Composites in which particles of ferroelectric ceramic phase are randomly dispersed in a polymeric matrix are of interest because of flexibility, conformability, and ease of processing. However, their piezoelectric properties are rather low, unless very high volume fractions of ceramics are used. This brings agglomeration and porosity issues due to the large mismatch between the surface energies of the ceramics and of the polymer. Particle surface modification is a common approach for better dispersion; however, it may bring other effects on the properties of the composites, which are usually concealed by the huge improvement in performance due to the more homogenous microstructure. In this work, we compared poly(vinylidene fluoride–trifluoroethylene)/barium titanate composites containing 15 vol.% and 60 vol.% of pristine ceramic particles or particles modified with an aminosilane or a fluorosilane. Similar morphology, with good particle dispersion and low porosity, was achieved for all composites, owing to an efficient dispersion method.

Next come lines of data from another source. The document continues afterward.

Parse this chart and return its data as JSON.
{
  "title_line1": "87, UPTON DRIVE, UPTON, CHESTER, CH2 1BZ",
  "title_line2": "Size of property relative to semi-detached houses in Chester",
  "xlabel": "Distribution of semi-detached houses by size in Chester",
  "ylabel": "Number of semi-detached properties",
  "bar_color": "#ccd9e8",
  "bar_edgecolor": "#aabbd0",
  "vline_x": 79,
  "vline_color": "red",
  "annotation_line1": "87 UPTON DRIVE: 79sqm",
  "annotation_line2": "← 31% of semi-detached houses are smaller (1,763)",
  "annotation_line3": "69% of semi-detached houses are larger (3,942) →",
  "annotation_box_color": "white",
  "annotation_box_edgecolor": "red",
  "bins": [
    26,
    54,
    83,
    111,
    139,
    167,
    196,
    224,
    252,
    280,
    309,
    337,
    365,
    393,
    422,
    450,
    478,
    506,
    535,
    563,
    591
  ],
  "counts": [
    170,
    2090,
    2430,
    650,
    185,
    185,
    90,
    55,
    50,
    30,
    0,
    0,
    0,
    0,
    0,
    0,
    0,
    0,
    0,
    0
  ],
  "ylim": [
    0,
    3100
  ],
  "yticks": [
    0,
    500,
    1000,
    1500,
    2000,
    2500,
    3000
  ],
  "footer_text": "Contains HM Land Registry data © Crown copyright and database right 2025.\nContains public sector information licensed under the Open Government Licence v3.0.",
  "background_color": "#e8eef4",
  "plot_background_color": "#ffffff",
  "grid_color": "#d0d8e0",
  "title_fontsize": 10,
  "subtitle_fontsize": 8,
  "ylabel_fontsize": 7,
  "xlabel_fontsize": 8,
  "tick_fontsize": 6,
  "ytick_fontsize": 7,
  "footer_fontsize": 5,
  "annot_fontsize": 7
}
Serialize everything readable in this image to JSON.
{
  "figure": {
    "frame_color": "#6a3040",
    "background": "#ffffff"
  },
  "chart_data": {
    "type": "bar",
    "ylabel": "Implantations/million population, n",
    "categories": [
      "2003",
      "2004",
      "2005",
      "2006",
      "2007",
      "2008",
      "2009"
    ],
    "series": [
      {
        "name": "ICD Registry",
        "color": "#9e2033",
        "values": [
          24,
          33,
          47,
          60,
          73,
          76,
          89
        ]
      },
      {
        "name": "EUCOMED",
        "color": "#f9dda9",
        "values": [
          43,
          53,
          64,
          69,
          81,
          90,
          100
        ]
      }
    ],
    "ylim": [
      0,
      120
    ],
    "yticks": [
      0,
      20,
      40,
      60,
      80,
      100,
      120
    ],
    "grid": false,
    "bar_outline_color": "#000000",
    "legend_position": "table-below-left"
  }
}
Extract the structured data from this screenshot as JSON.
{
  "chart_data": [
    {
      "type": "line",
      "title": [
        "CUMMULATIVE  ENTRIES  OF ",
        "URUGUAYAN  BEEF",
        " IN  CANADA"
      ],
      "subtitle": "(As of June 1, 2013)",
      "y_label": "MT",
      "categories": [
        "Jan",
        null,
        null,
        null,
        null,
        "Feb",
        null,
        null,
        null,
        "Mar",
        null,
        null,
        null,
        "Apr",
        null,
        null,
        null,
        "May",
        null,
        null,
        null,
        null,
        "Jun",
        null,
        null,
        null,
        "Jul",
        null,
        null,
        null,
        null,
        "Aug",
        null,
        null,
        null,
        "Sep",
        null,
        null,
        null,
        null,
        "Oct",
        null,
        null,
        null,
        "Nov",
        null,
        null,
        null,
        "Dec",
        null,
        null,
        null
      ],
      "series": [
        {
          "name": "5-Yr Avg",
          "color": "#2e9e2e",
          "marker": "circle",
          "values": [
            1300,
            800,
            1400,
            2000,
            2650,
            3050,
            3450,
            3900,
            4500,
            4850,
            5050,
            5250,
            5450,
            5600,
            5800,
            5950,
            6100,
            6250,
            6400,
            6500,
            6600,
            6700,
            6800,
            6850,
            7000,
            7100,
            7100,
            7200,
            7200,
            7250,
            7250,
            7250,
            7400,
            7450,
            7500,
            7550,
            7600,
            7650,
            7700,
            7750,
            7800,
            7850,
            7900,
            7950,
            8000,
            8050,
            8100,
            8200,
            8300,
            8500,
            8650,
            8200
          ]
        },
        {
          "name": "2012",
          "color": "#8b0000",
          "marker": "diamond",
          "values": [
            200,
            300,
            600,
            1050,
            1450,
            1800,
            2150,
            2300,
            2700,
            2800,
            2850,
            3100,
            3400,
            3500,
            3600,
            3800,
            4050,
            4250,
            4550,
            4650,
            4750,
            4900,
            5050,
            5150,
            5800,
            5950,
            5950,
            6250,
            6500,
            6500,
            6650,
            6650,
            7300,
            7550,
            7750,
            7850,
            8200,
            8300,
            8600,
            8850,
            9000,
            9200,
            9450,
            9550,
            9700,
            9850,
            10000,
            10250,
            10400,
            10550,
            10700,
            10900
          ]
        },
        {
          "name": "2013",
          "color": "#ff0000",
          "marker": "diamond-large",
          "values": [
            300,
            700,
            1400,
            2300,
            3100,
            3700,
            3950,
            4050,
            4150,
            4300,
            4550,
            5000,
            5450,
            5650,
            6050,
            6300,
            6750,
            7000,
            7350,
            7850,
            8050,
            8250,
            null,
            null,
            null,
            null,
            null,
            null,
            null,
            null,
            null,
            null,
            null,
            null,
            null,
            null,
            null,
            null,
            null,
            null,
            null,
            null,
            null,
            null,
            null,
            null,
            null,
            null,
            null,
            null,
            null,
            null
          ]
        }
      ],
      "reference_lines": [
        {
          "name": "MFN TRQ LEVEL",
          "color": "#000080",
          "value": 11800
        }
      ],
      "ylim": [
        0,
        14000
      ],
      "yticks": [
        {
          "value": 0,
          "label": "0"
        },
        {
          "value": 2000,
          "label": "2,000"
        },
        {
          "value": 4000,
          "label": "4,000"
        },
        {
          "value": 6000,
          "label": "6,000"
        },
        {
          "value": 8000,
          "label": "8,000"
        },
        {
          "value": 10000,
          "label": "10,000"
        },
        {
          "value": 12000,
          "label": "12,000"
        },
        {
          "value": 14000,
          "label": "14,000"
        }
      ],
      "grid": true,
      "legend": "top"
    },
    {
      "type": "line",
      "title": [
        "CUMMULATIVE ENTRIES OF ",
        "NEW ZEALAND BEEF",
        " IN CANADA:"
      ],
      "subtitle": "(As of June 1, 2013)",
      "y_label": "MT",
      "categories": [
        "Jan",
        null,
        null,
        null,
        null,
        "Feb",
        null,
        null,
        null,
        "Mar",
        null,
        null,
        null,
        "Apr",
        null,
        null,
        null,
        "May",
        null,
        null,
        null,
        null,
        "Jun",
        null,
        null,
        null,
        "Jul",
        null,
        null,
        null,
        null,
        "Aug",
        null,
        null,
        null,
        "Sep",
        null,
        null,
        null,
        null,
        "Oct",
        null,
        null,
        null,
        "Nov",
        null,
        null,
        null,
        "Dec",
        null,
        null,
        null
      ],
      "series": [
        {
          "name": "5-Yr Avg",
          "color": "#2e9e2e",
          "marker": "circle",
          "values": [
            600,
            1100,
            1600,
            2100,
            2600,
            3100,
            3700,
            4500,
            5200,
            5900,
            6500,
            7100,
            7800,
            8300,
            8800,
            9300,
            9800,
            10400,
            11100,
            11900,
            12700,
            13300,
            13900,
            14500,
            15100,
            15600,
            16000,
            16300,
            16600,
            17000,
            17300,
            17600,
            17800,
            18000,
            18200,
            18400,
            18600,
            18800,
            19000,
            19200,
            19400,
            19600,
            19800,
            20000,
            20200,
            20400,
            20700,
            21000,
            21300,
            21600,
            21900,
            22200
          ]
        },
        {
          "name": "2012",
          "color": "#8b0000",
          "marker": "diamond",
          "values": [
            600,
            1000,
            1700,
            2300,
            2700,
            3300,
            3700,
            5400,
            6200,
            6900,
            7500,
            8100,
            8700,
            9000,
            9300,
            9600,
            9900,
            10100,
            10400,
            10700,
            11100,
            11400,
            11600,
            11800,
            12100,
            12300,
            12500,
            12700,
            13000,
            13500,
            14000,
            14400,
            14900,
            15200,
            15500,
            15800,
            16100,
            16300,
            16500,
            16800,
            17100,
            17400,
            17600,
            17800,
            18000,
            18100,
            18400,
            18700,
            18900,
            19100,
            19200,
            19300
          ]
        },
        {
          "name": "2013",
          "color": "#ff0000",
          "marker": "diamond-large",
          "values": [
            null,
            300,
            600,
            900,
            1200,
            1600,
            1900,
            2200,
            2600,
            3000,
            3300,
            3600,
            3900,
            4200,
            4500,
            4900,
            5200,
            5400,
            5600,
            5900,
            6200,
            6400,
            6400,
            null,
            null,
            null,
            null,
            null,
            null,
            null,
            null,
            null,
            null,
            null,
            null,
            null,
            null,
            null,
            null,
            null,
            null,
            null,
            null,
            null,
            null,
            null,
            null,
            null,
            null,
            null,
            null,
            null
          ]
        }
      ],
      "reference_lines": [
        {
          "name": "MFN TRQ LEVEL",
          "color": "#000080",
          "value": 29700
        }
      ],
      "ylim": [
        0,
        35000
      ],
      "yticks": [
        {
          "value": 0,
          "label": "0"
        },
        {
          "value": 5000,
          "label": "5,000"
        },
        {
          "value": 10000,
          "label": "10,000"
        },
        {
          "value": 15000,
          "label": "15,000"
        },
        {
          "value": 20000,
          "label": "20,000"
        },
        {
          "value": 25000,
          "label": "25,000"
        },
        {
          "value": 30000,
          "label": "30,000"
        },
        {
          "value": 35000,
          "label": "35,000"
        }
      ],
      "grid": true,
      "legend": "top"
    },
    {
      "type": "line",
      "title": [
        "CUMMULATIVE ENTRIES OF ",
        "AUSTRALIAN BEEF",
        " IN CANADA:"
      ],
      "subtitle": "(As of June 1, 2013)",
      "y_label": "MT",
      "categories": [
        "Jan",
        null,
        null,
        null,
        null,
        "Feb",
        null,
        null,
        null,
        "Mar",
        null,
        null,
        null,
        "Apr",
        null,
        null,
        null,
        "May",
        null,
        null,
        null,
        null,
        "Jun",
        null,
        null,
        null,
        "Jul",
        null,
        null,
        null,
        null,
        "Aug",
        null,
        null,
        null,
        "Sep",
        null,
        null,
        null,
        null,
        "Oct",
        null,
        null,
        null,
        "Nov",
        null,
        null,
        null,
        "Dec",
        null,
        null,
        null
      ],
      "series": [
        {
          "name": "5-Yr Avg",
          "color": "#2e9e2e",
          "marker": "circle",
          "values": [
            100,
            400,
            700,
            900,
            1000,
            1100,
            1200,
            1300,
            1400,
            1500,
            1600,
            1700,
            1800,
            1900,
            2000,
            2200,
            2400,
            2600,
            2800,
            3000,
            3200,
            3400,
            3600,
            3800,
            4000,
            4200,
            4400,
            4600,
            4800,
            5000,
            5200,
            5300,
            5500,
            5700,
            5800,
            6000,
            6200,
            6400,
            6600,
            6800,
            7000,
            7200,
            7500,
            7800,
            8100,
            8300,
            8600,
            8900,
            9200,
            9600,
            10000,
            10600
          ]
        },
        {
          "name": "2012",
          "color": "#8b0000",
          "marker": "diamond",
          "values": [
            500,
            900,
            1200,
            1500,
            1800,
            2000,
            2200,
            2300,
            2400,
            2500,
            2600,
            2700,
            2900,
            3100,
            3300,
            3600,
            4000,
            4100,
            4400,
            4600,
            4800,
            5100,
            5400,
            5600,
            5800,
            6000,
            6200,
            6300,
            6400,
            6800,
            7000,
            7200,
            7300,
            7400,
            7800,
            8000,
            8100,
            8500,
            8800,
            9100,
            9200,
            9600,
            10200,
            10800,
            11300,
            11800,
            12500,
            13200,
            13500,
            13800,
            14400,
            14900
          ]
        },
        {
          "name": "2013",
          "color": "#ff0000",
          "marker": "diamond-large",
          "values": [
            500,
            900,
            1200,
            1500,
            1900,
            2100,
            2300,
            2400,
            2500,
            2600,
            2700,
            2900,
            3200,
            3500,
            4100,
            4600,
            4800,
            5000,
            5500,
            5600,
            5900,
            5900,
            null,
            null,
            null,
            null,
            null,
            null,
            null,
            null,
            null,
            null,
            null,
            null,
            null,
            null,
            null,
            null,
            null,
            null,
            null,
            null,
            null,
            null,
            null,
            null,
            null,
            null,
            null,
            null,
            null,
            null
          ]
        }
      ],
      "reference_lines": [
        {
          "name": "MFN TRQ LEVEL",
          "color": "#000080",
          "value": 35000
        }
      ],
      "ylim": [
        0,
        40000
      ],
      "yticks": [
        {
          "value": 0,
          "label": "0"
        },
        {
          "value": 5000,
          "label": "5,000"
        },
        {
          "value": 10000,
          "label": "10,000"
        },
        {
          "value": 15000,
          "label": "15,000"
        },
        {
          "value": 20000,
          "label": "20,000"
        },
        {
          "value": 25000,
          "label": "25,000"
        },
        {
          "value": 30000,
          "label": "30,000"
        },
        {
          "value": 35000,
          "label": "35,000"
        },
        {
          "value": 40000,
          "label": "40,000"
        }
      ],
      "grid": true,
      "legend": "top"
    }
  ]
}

The materials were poled with two different poling procedures, and the piezoelectric coefficient d(33), the relative permittivity, and the poling degree of barium titanate were followed in time. We highlighted that, although similar d(33) were obtained with all types of particles, the nature of the particles surface and the poling procedure were associated with different charge trapping and influenced the evolution of d(33) with time.